You save tokens twice: fewer context reloads, and you stay further from hitting your limit.

Instead of: “Summarize this article”

“Now list the main points”

“Now suggest a headline”

Write: “Summarize this article, list the main points, and suggest a headline.”

Bonus: the answers often turn out better because Claude immediately sees the full picture.

Three questions. One Prompt. Always!

4. Upload recurring files to Projects

If you upload the same PDF to multiple chats, Claude re-tokenizes that document every single time.

Use the Projects feature instead.

Upload your file once → it gets cached. Every new conversation inside that project references it without burning tokens again.

Cached project content doesn't eat into your usage when you access it repeatedly.

If you work with contracts, briefs, style guides, or any long docs - this alone could cut your token spend dramatically.

5. Set up Memory & User Preferences

Every new chat without saved context wastes 3–5 messages on setup: “I’m a marketer, I write in a casual style, I prefer short paragraphs…”

You've probably seen people start every prompt with "Act as a..." - that's tokens burned on repeat. Claude can remember this permanently.

Go to “Settings” → “Memory and User Settings.” Save your role, communication style, and settings once. Claude will automatically apply them to every new chat.

6. Turn off features you're not actively using

Web search, connectors, and “Explore” mode - all of these add tokens to every response, even if you don’t need them.

Writing your own content?

Turn off the “Search and Tools” feature.

The “Advanced Thinking” feature also consumes tokens. Keep it turned off by default. Only turn it on if your first attempt was unsatisfactory.

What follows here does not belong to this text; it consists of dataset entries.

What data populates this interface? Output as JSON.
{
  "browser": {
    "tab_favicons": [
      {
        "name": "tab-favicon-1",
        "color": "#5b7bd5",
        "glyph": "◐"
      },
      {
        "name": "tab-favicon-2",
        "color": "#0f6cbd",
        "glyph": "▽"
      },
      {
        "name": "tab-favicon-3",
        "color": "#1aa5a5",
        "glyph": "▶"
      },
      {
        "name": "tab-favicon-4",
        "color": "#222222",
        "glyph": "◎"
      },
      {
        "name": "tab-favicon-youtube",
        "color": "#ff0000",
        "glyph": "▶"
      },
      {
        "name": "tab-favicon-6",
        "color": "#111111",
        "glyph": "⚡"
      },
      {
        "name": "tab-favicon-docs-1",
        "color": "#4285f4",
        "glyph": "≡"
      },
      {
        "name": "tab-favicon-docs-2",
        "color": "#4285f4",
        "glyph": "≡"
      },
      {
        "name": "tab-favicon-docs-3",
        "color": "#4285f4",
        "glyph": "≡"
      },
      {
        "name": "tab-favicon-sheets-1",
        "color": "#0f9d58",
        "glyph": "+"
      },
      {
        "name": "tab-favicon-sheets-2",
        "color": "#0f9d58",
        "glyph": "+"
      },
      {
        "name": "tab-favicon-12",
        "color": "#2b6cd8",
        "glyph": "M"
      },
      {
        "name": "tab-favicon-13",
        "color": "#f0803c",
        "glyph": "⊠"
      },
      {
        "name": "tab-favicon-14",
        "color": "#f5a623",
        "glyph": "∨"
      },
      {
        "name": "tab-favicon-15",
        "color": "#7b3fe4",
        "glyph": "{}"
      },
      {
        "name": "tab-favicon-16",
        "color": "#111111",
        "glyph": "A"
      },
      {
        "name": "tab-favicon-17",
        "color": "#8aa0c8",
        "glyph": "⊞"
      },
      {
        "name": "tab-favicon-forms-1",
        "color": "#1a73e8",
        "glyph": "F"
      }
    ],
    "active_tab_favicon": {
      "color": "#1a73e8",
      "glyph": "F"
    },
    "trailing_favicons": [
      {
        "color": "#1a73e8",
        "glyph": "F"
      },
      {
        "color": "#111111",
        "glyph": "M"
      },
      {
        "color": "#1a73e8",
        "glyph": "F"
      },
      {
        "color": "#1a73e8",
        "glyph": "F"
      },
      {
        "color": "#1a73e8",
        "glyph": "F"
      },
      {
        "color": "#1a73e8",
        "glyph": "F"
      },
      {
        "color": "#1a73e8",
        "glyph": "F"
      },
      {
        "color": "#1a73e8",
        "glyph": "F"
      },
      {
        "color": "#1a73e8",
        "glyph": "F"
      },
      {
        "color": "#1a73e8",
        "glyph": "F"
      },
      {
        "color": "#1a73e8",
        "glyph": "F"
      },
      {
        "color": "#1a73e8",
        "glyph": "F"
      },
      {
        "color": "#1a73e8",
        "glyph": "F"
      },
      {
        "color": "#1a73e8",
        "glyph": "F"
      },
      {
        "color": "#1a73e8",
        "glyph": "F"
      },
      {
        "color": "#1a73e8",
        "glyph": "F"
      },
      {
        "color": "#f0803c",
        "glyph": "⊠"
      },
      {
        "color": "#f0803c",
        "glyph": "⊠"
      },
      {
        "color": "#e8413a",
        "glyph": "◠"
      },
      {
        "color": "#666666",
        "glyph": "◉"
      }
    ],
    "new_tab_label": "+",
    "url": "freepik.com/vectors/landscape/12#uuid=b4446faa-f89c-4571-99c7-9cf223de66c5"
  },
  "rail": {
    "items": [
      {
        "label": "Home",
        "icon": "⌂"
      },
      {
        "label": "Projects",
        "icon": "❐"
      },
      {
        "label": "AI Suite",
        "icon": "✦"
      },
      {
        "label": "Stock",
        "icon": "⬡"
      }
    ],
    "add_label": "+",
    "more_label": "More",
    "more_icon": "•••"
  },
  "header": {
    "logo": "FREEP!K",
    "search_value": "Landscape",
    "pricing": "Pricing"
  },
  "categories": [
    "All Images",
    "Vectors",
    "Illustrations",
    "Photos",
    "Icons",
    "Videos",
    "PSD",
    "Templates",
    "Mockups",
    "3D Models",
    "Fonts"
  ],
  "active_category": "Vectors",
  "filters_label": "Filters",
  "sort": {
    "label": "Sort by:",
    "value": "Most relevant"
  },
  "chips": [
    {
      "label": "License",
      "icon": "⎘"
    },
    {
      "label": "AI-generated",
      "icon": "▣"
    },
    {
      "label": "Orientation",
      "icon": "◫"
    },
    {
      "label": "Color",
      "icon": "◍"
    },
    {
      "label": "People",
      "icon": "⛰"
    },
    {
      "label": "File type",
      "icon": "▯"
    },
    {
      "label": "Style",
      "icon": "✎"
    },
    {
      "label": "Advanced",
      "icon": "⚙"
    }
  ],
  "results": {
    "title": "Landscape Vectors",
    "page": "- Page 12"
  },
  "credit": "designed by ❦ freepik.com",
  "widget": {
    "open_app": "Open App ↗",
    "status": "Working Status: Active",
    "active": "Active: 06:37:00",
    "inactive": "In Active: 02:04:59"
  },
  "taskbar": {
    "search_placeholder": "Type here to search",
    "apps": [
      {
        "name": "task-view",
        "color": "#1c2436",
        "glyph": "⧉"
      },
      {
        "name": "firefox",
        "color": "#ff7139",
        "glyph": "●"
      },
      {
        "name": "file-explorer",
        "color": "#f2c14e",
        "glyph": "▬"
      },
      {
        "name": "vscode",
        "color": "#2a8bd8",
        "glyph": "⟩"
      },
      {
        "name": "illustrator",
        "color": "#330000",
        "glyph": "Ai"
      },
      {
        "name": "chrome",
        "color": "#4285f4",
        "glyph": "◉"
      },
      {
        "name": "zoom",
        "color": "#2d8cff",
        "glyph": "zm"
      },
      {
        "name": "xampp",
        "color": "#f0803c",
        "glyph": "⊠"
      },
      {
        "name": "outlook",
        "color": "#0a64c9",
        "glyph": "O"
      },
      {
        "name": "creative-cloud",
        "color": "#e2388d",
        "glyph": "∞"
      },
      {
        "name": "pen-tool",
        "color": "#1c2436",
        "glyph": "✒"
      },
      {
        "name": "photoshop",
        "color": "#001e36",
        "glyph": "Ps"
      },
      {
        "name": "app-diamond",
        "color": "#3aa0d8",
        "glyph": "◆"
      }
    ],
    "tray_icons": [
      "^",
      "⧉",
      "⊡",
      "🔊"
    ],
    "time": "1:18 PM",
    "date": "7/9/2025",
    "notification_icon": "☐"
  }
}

Rule: if you didn’t turn this feature on intentionally, turn it off.

7. Use Haiku for simple tasks

Grammar checking, brainstorming, formatting, quick translations, short answers - Haiku handles all of this at a much lower cost than Sonnet or Opus.

Choosing the right model is the most important decision you make every day.

Haiku for drafts and simple tasks → frees up 50–70% of your budget for tasks that truly require powerful models.

Mental model: Haiku → quick tasks, low cost

Sonnet → real work, medium cost

Opus → deep thinking, high cost

You don’t need powerful models for simple tasks!

8. Spread your work across the day

The Claude system uses a rolling 5-hour window. It does not reset at midnight - your limit gradually decreases. Messages sent at 9 a.m. will no longer count by 2 p.m.

If you use up your entire limit during a single morning session, most of your daily limit will remain unused.

Divide your day into 2–3 sessions: morning, afternoon, and evening. By the time you return, your previous usage is no longer counted, and you have a

new limit.

9. Work during off-peak hours

Starting March 26, 2026: Anthropic will now use up your 5-hour session limit more quickly during peak hours:

> 5:00 AM to 11:00 AM Pacific Time / 8:00 AM to 2:00 PM Eastern Time on weekdays.

Same query, same chat - but during peak hours, it impacts your limit more.